Bro is written using libpcap, the portable packet-capture
library available from
ftp://ftp.ee.lbl.gov/libpcap.tar.Z
. While
libpcap knows how to use a wide range of Unix packet filters, it
far and away performs most efficiently used in conjunction with the Berkeley
Packet Filter (BPF) and with BPF descendants (such as the Digital Unix
packet filter). Althought BPF is available from
ftp://ftp.ee.lbl.gov/bpf.tar.Z
, installing
it involves modifying your kernel, and perhaps requires significant porting
work. However, it comes as part of several operating systems, such as
FreeBSD, NetBSD, and OpenBSD.
For BPF systems, you should be aware of the follwoing tuning and configuration issues:
Under FreeBSD, the configuration variable to increase is
debug.bpf_bufsize
, which you can set via sysctl. We
recommend creating a script run at boot-up time that increases it
from its small default value to something on the order of 100 KB–2 MB,
depending on how fast (heavily loaded) is the link being monitored,
and how much physical memory the monitor machine has at its disposal.

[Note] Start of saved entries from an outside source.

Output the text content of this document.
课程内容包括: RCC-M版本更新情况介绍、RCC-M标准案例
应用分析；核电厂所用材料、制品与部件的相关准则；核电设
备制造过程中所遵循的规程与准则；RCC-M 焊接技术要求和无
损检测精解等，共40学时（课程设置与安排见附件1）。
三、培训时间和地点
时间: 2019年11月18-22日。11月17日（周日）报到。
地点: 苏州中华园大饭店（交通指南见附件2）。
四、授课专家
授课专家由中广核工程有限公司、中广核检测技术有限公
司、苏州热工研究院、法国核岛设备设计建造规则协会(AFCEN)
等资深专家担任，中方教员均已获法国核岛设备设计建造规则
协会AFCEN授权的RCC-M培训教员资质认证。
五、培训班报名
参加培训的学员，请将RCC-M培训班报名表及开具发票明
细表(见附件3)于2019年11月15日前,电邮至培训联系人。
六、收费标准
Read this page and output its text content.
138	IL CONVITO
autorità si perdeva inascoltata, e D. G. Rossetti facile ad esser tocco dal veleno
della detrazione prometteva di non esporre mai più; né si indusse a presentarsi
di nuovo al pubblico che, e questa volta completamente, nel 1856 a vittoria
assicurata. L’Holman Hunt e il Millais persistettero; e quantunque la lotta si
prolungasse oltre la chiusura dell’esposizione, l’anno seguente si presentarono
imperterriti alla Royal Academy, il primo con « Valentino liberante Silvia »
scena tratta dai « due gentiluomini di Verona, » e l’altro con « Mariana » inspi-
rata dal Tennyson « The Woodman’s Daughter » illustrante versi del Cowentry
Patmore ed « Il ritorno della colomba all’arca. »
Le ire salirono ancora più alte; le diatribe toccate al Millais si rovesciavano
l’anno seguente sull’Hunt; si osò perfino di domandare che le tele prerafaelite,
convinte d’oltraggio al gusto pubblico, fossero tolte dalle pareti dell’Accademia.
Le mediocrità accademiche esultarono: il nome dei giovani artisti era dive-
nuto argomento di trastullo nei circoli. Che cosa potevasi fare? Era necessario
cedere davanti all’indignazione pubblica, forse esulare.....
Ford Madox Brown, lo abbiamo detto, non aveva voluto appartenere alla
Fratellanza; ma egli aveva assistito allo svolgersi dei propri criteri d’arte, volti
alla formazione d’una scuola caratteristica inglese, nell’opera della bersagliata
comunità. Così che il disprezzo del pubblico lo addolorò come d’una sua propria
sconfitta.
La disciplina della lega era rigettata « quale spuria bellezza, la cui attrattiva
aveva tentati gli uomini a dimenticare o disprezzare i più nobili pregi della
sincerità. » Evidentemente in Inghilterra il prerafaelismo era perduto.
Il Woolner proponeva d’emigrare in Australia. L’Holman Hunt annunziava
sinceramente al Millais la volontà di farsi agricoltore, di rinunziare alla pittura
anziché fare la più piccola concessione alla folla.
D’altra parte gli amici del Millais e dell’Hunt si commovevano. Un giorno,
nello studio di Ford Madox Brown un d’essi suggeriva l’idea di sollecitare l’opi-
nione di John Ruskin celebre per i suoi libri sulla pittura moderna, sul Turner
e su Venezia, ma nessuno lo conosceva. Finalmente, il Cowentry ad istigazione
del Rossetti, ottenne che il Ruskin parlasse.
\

libpcap buffer size patch:
Important note: some versions of have
internal code that limits the maximum buffer size to 32 KB. For
these systems, you should apply the patch included in the Bro distribution
in the file libpcap.patch
.
Finally, once you have increased the buffer sizes, you should check that running Bro does indeed consume the amount of kernel memory you expect. You can do this under FreeBSD using vmstat -m and searching in the output for the summary of BPF memory. You should find that the MemUse statistic goes up by twice the buffer size for every concurrent Bro or tcpdump you run.1 The reason the increase is by twice the buffer size is because Bro uses double-buffering to avoid dropping packets when the buffer fills up.
[1] Providing that these programs have been recompiled with the corrected libpcap noted above.